Dear All,

After scanning with Avast v4.8 yesterday it detected this Win32:WinSpy-CK [trj] in D:\pagefile.sys. I have tried to remove it & move to chest but cannot. I am using windows vista. Should i schedule a boot time scan & remove it then or is there any other method. Your help is very much appreciated. Thanks in advance.

Regards,
Lam

This is the memory swap file. It’s renewed each time you use
It should be excluded by default into avast settings.
?:\pagefile.sys

I think it will be too big to be moved to Chest (and won’t worth anyway).

Dear Tech,

Is this Win32:WinSpy-CK [trj] in D:\pagefile.sys a false alarm cause i want to make sure if it is a nasty trojan in my pc. If it is a trojan then i would like some recommendation in getting rid of it. Thank you.

pagefile.sys is a temporary file.

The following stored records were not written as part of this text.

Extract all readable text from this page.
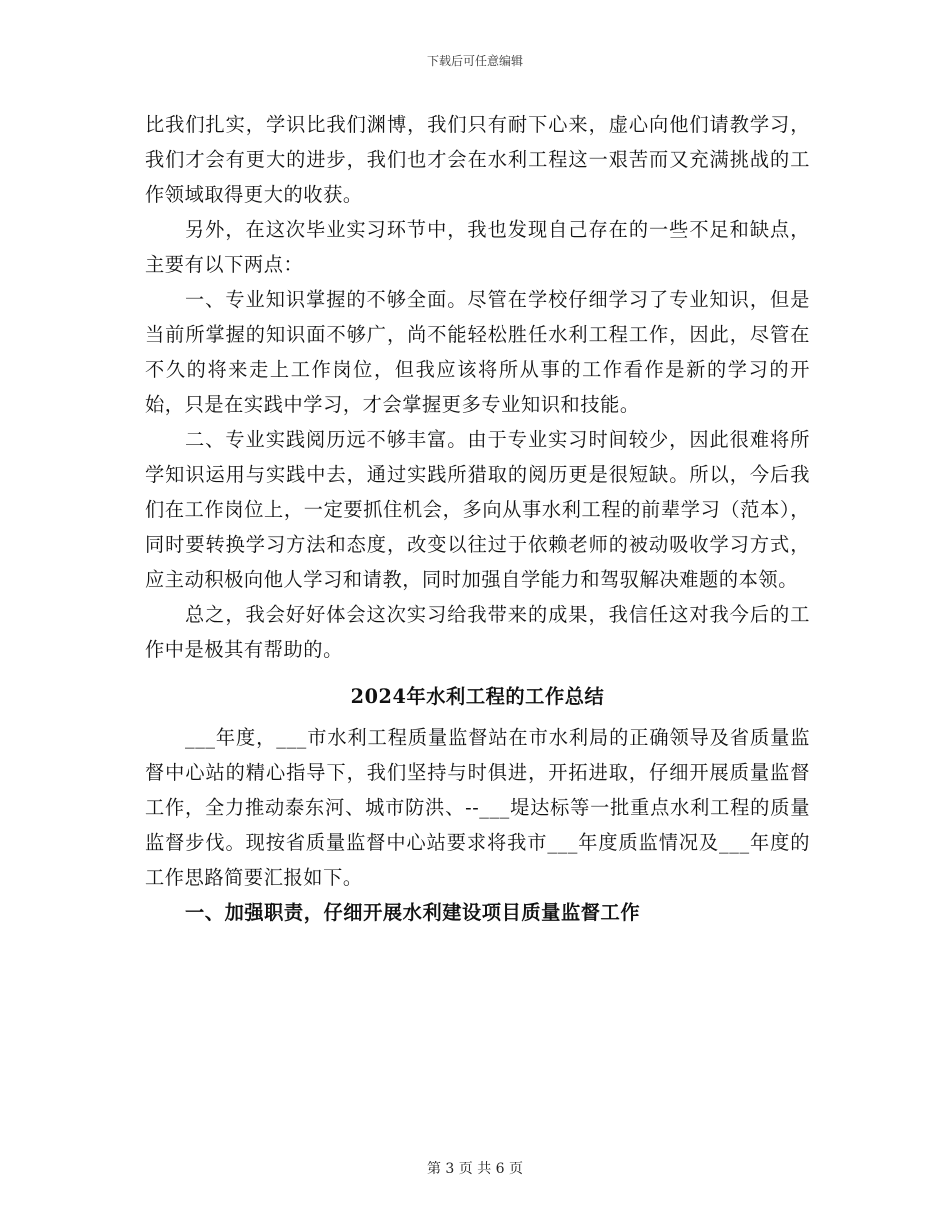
下载后可任意编辑

比我们扎实，学识比我们渊博，我们只有耐下心来，虚心向他们请教学习，我们才会有更大的进步，我们也才会在水利工程这一艰苦而又充满挑战的工作领域取得更大的收获。

另外，在这次毕业实习环节中，我也发现自己存在的一些不足和缺点，主要有以下两点：

一、专业知识掌握的不够全面。尽管在学校仔细学习了专业知识，但是当前所掌握的知识面不够广，尚不能轻松胜任水利工程工作，因此，尽管在不久的将来走上工作岗位，但我应该将所从事的工作看作是新的学习的开始，只是在实践中学习，才会掌握更多专业知识和技能。

二、专业实践阅历远不够丰富。由于专业实习时间较少，因此很难将所学知识运用与实践中去，通过实践所猎取的阅历更是很短缺。所以，今后我们在工作岗位上，一定要抓住机会，多向从事水利工程的前辈学习（范本），同时要转换学习方法和态度，改变以往过于依赖老师的被动吸收学习方式，应主动积极向他人学习和请教，同时加强自学能力和驾驭解决难题的本领。

总之，我会好好体会这次实习给我带来的成果，我信任这对我今后的工作中是极其有帮助的。

2024年水利工程的工作总结

___年度，___市水利工程质量监督站在市水利局的正确领导及省质量监督中心站的精心指导下，我们坚持与时俱进，开拓进取，仔细开展质量监督工作，全力推动泰东河、城市防洪、--___堤达标等一批重点水利工程的质量监督步伐。现按省质量监督中心站要求将我市___年度质监情况及___年度的工作思路简要汇报如下。

一、加强职责，仔细开展水利建设项目质量监督工作

第 3 页 共 6 页
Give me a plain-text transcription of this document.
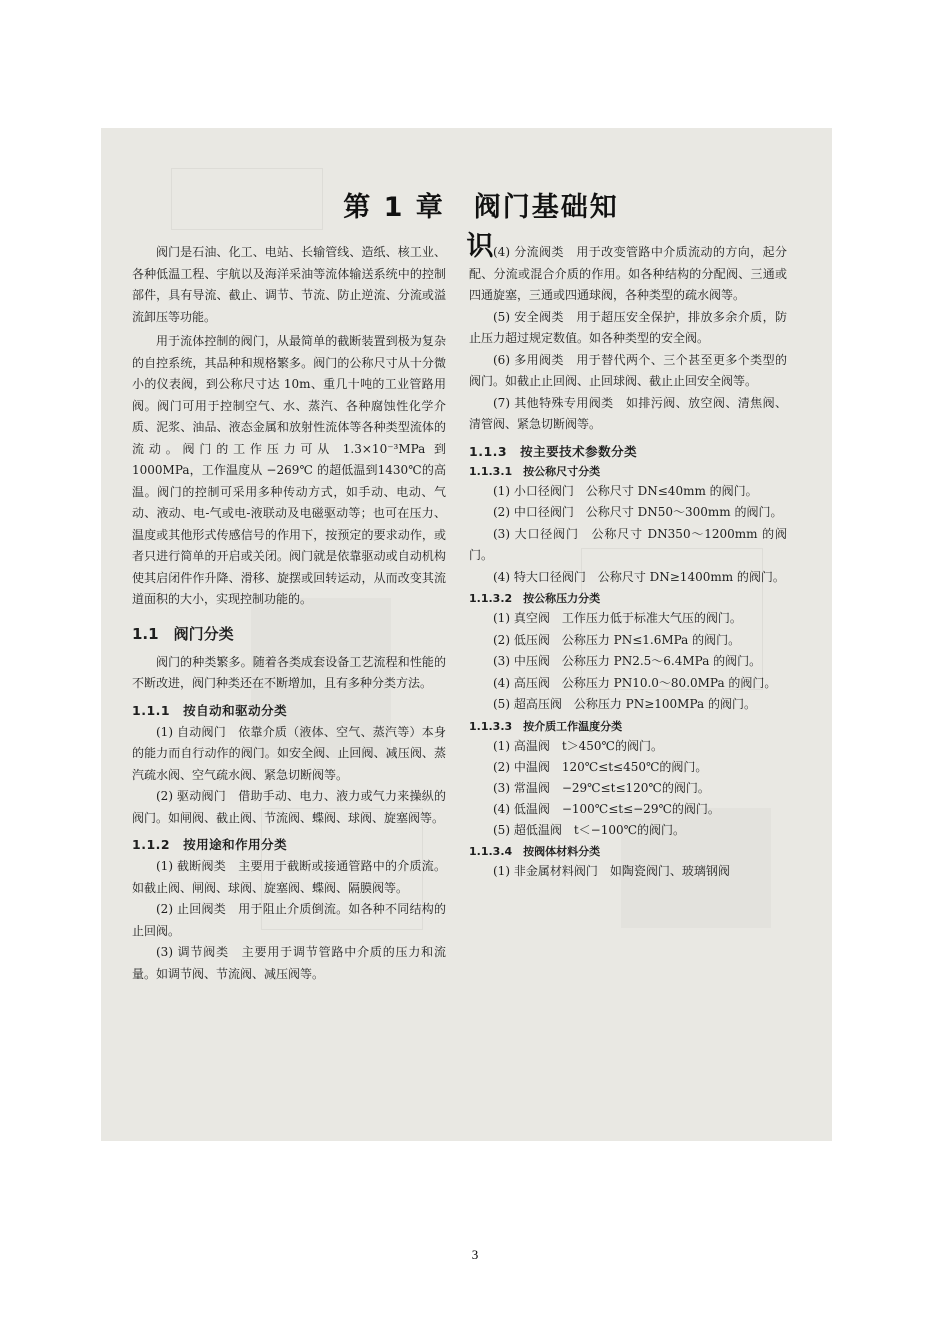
第 1 章　阀门基础知识

阀门是石油、化工、电站、长输管线、造纸、核工业、各种低温工程、宇航以及海洋采油等流体输送系统中的控制部件，具有导流、截止、调节、节流、防止逆流、分流或溢流卸压等功能。

用于流体控制的阀门，从最简单的截断装置到极为复杂的自控系统，其品种和规格繁多。阀门的公称尺寸从十分微小的仪表阀，到公称尺寸达 10m、重几十吨的工业管路用阀。阀门可用于控制空气、水、蒸汽、各种腐蚀性化学介质、泥浆、油品、液态金属和放射性流体等各种类型流体的流动。阀门的工作压力可从 1.3×10⁻³MPa 到 1000MPa，工作温度从 −269℃ 的超低温到1430℃的高温。阀门的控制可采用多种传动方式，如手动、电动、气动、液动、电-气或电-液联动及电磁驱动等；也可在压力、温度或其他形式传感信号的作用下，按预定的要求动作，或者只进行简单的开启或关闭。阀门就是依靠驱动或自动机构使其启闭件作升降、滑移、旋摆或回转运动，从而改变其流道面积的大小，实现控制功能的。

1.1　阀门分类

阀门的种类繁多。随着各类成套设备工艺流程和性能的不断改进，阀门种类还在不断增加，且有多种分类方法。

1.1.1　按自动和驱动分类

(1) 自动阀门　依靠介质（液体、空气、蒸汽等）本身的能力而自行动作的阀门。如安全阀、止回阀、减压阀、蒸汽疏水阀、空气疏水阀、紧急切断阀等。

(2) 驱动阀门　借助手动、电力、液力或气力来操纵的阀门。如闸阀、截止阀、节流阀、蝶阀、球阀、旋塞阀等。

1.1.2　按用途和作用分类

(1) 截断阀类　主要用于截断或接通管路中的介质流。如截止阀、闸阀、球阀、旋塞阀、蝶阀、隔膜阀等。

(2) 止回阀类　用于阻止介质倒流。如各种不同结构的止回阀。

(3) 调节阀类　主要用于调节管路中介质的压力和流量。如调节阀、节流阀、减压阀等。

(4) 分流阀类　用于改变管路中介质流动的方向，起分配、分流或混合介质的作用。如各种结构的分配阀、三通或四通旋塞，三通或四通球阀，各种类型的疏水阀等。

(5) 安全阀类　用于超压安全保护，排放多余介质，防止压力超过规定数值。如各种类型的安全阀。

(6) 多用阀类　用于替代两个、三个甚至更多个类型的阀门。如截止止回阀、止回球阀、截止止回安全阀等。

(7) 其他特殊专用阀类　如排污阀、放空阀、清焦阀、清管阀、紧急切断阀等。

1.1.3　按主要技术参数分类
1.1.3.1　按公称尺寸分类

(1) 小口径阀门　公称尺寸 DN≤40mm 的阀门。

(2) 中口径阀门　公称尺寸 DN50～300mm 的阀门。

(3) 大口径阀门　公称尺寸 DN350～1200mm 的阀门。

(4) 特大口径阀门　公称尺寸 DN≥1400mm 的阀门。

1.1.3.2　按公称压力分类

(1) 真空阀　工作压力低于标准大气压的阀门。

(2) 低压阀　公称压力 PN≤1.6MPa 的阀门。

(3) 中压阀　公称压力 PN2.5～6.4MPa 的阀门。

(4) 高压阀　公称压力 PN10.0～80.0MPa 的阀门。

(5) 超高压阀　公称压力 PN≥100MPa 的阀门。

1.1.3.3　按介质工作温度分类

(1) 高温阀　t＞450℃的阀门。

(2) 中温阀　120℃≤t≤450℃的阀门。

(3) 常温阀　−29℃≤t≤120℃的阀门。

(4) 低温阀　−100℃≤t≤−29℃的阀门。

(5) 超低温阀　t＜−100℃的阀门。

1.1.3.4　按阀体材料分类

(1) 非金属材料阀门　如陶瓷阀门、玻璃钢阀

3
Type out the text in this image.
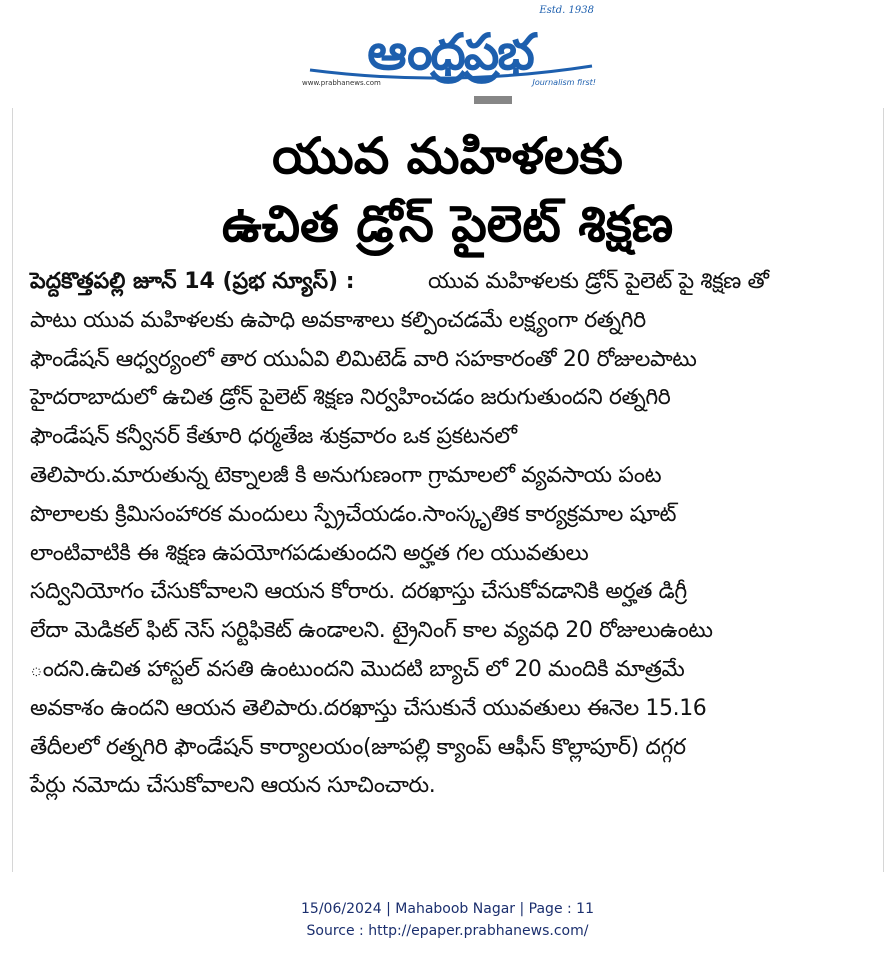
ఆంధ్రప్రభ
Estd. 1938
www.prabhanews.com	Journalism first!
యువ మహిళలకు
ఉచిత డ్రోన్ పైలెట్ శిక్షణ
పెద్దకొత్తపల్లి జూన్ 14 (ప్రభ న్యూస్) :	యువ మహిళలకు డ్రోన్ పైలెట్ పై శిక్షణ తో
పాటు యువ మహిళలకు ఉపాధి అవకాశాలు కల్పించడమే లక్ష్యంగా రత్నగిరి
ఫౌండేషన్ ఆధ్వర్యంలో తార యుఏవి లిమిటెడ్ వారి సహకారంతో 20 రోజులపాటు
హైదరాబాదులో ఉచిత డ్రోన్ పైలెట్ శిక్షణ నిర్వహించడం జరుగుతుందని రత్నగిరి
ఫౌండేషన్ కన్వీనర్ కేతూరి ధర్మతేజ శుక్రవారం ఒక ప్రకటనలో
తెలిపారు.మారుతున్న టెక్నాలజీ కి అనుగుణంగా గ్రామాలలో వ్యవసాయ పంట
పొలాలకు క్రిమిసంహారక మందులు స్ప్రేచేయడం.సాంస్కృతిక కార్యక్రమాల షూట్
లాంటివాటికి ఈ శిక్షణ ఉపయోగపడుతుందని అర్హత గల యువతులు
సద్వినియోగం చేసుకోవాలని ఆయన కోరారు. దరఖాస్తు చేసుకోవడానికి అర్హత డిగ్రీ
లేదా మెడికల్ ఫిట్ నెస్ సర్టిఫికెట్ ఉండాలని. ట్రైనింగ్ కాల వ్యవధి 20 రోజులుఉంటు
ందని.ఉచిత హాస్టల్ వసతి ఉంటుందని మొదటి బ్యాచ్ లో 20 మందికి మాత్రమే
అవకాశం ఉందని ఆయన తెలిపారు.దరఖాస్తు చేసుకునే యువతులు ఈనెల 15.16
తేదీలలో రత్నగిరి ఫౌండేషన్ కార్యాలయం(జూపల్లి క్యాంప్ ఆఫీస్ కొల్లాపూర్) దగ్గర
పేర్లు నమోదు చేసుకోవాలని ఆయన సూచించారు.
15/06/2024 | Mahaboob Nagar | Page : 11
Source : http://epaper.prabhanews.com/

Seems a false positive detection in it.
To be sure you’re clean, I suggest:

1. Clean your temporary files.
2. Schedule a boot time scanning with avast with archive scanning turned on. If avast does not detect it, you can try DrWeb CureIT! instead.
3. Use SUPERantispyware, MBAM or Spyware Terminator to scan for spywares and trojans. If any infection is detected, better and safer is send the file to Quarantine than to simple delete than.
4. Test your machine with anti-rootkit applications. I suggest avast! antirootkit or Trend Micro RootkitBuster.
5. Make a HijackThis log to post here or this analysis site. Or even submit the RunScanner log to to on-line analysis.
6. Disable System Restore and then reenable it again.
7. Immunize your system with SpywareBlaster or Windows Advanced Care.
8. Check if you have insecure applications with Secunia Software Inspector.